Collaborative-Learning-for-Weakly-Supervised-Object-Detection
Collaborative-Learning-for-Weakly-Supervised-Object-Detection copied to clipboard
Implementation difference with the published paper
We have read the source code and found there are some details that are not same as the published paper:
- In the code, we find the proposals after NMS within top 50 scores are used as the pseudo ground truths for Faster-RCNN,
def generate_pseudo_gtbox(boxes, cls_prob, im_labels):
"""Get proposals from fuse_matrix
inputs are all variables"""
pre_nms_topN = 50
nms_Thresh = 0.1
num_images, num_classes = im_labels.size()
boxes = boxes[:,1:]
assert num_images == 1, 'batch size shoud be equal to 1'
im_labels_tmp = im_labels[0, :]
labelList = im_labels_tmp.data.nonzero().view(-1)
gt_boxes = []
gt_classes = []
gt_scores = []
for i in labelList:
scores, order = cls_prob[:,i].contiguous().view(-1).sort(descending=True)
if pre_nms_topN > 0:
order = order[:pre_nms_topN]
scores = scores[:pre_nms_topN].view(-1, 1)
proposals = boxes[order.data, :]
keep = nms(torch.cat((proposals, scores), 1).data, nms_Thresh)
proposals = proposals[keep, :]
scores = scores[keep,]
gt_boxes.append(proposals)
gt_classes.append(torch.ones(keep.size(0),1)*(i+1)) # return idx=class+1 to include the background
gt_scores.append(scores.view(-1,1))
gt_boxes = torch.cat(gt_boxes)
gt_classes = torch.cat(gt_classes)
gt_scores = torch.cat(gt_scores)
proposals = {'gt_boxes' : gt_boxes,
'gt_classes': gt_classes,
'gt_scores': gt_scores}
while the paper uses the top scoring box.

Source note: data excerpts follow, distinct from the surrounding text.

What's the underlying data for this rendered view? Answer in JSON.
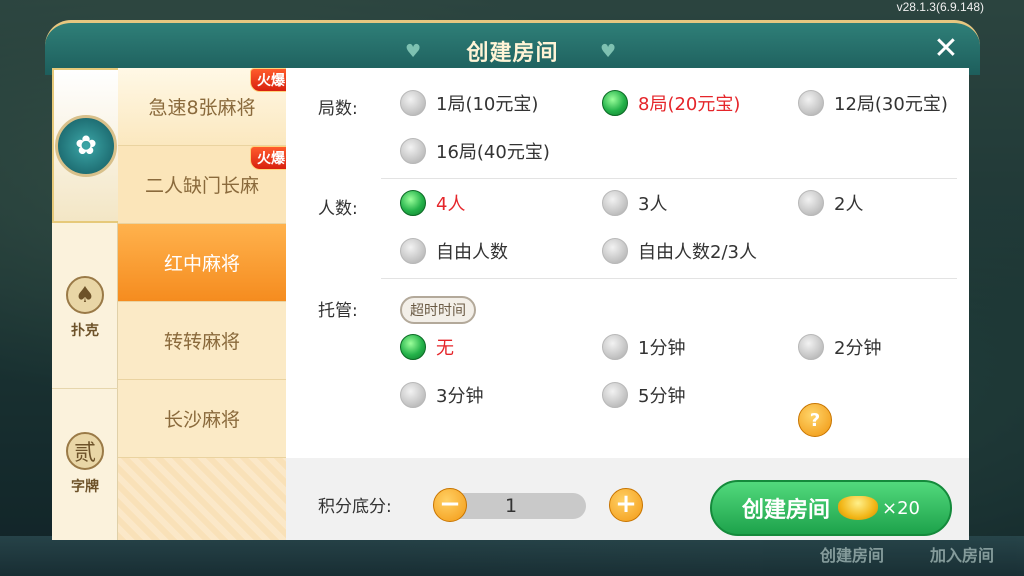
{
  "version": "v28.1.3(6.9.148)",
  "background_menu": [
    "创建房间",
    "加入房间"
  ],
  "dialog": {
    "title": "创建房间",
    "close_icon": "close-icon"
  },
  "categories": [
    {
      "name": "mahjong",
      "label": "",
      "icon": "mahjong-badge-icon"
    },
    {
      "name": "poker",
      "label": "扑克",
      "icon": "spade-icon"
    },
    {
      "name": "zipai",
      "label": "字牌",
      "icon": "zipai-icon"
    }
  ],
  "games": [
    {
      "label": "急速8张麻将",
      "badge": "火爆"
    },
    {
      "label": "二人缺门长麻",
      "badge": "火爆"
    },
    {
      "label": "红中麻将",
      "badge": ""
    },
    {
      "label": "转转麻将",
      "badge": ""
    },
    {
      "label": "长沙麻将",
      "badge": ""
    }
  ],
  "rounds": {
    "label": "局数:",
    "options": [
      "1局(10元宝)",
      "8局(20元宝)",
      "12局(30元宝)",
      "16局(40元宝)"
    ],
    "selected": 1
  },
  "players": {
    "label": "人数:",
    "options": [
      "4人",
      "3人",
      "2人",
      "自由人数",
      "自由人数2/3人"
    ],
    "selected": 0
  },
  "auto": {
    "label": "托管:",
    "tag": "超时时间",
    "options": [
      "无",
      "1分钟",
      "2分钟",
      "3分钟",
      "5分钟"
    ],
    "selected": 0,
    "help": "?"
  },
  "score": {
    "label": "积分底分:",
    "value": "1",
    "minus": "−",
    "plus": "+"
  },
  "create": {
    "label": "创建房间",
    "cost": "×20"
  },
  "colors": {
    "accent": "#1da24b",
    "selected_text": "#e5252a",
    "active_tab": "#f58c1f"
  }
}
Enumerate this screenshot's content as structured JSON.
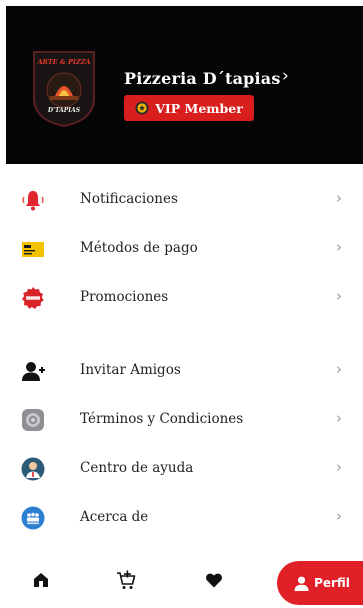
{
  "header": {
    "shop_name": "Pizzeria D´tapias",
    "vip_label": "VIP Member",
    "logo_text_top": "ARTE & PIZZA",
    "logo_text_bottom": "D'TAPIAS"
  },
  "menu": [
    {
      "label": "Notificaciones",
      "icon": "bell-icon"
    },
    {
      "label": "Métodos de pago",
      "icon": "payment-card-icon"
    },
    {
      "label": "Promociones",
      "icon": "special-offer-icon"
    },
    {
      "label": "Invitar Amigos",
      "icon": "add-user-icon"
    },
    {
      "label": "Términos y Condiciones",
      "icon": "settings-gear-icon"
    },
    {
      "label": "Centro de ayuda",
      "icon": "support-agent-icon"
    },
    {
      "label": "Acerca de",
      "icon": "group-info-icon"
    }
  ],
  "nav": {
    "profile_label": "Perfil"
  },
  "colors": {
    "accent": "#e01f26",
    "header_bg": "#050505",
    "vip_bg": "#d91e1e"
  }
}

Max-out Strategy The predictions of DS and DW could be inaccurate, especially in the initial rounds of training. For measuring the prediction consistency, it is important to select only the most confident predictions. We thus apply a Max-out strategy to filter out most predictions. For each positive category, only the region with highest prediction score by DW is chosen.
- Also, the bootstrap_cross_entropy method is different with that in the paper when the cfg.TRAIN.ISHARD is set True, which is the case when we run the code without any modification.
if ishard:
_,idx = input_prob.max(1)
target_onehot = target_onehot * beta + \
Variable(input.data.new(input.data.size()).zero_()).scatter_(1, idx.view(-1,1), 1) * (1-beta)
else:
target_onehot = target_onehot * beta + input_prob * (1-beta)
We have run the code and get mAP 47.0 on VOC2007 test dataset, inferior than the mAP 48.2 posted in the paper. We wonder if the reason is the 2 differences. Will you please explain the 2 differences and tell us how to reproduce similar results as in the paper? Thanks!
Hi,thanks for your issue. In our paper, We find the results from Max-out Strategy
give the best performances, but we also tried top 5~50 max proposals for experiments. We also tried The bootstrap_cross_entropy method
for hard
or soft
as seen in the codes, but two methods have little differences at model testing time.
For reproducing our results as attached here, you can try to adjust pre_nms_topN
to 1 , but the inferior results may come from the other machine problems.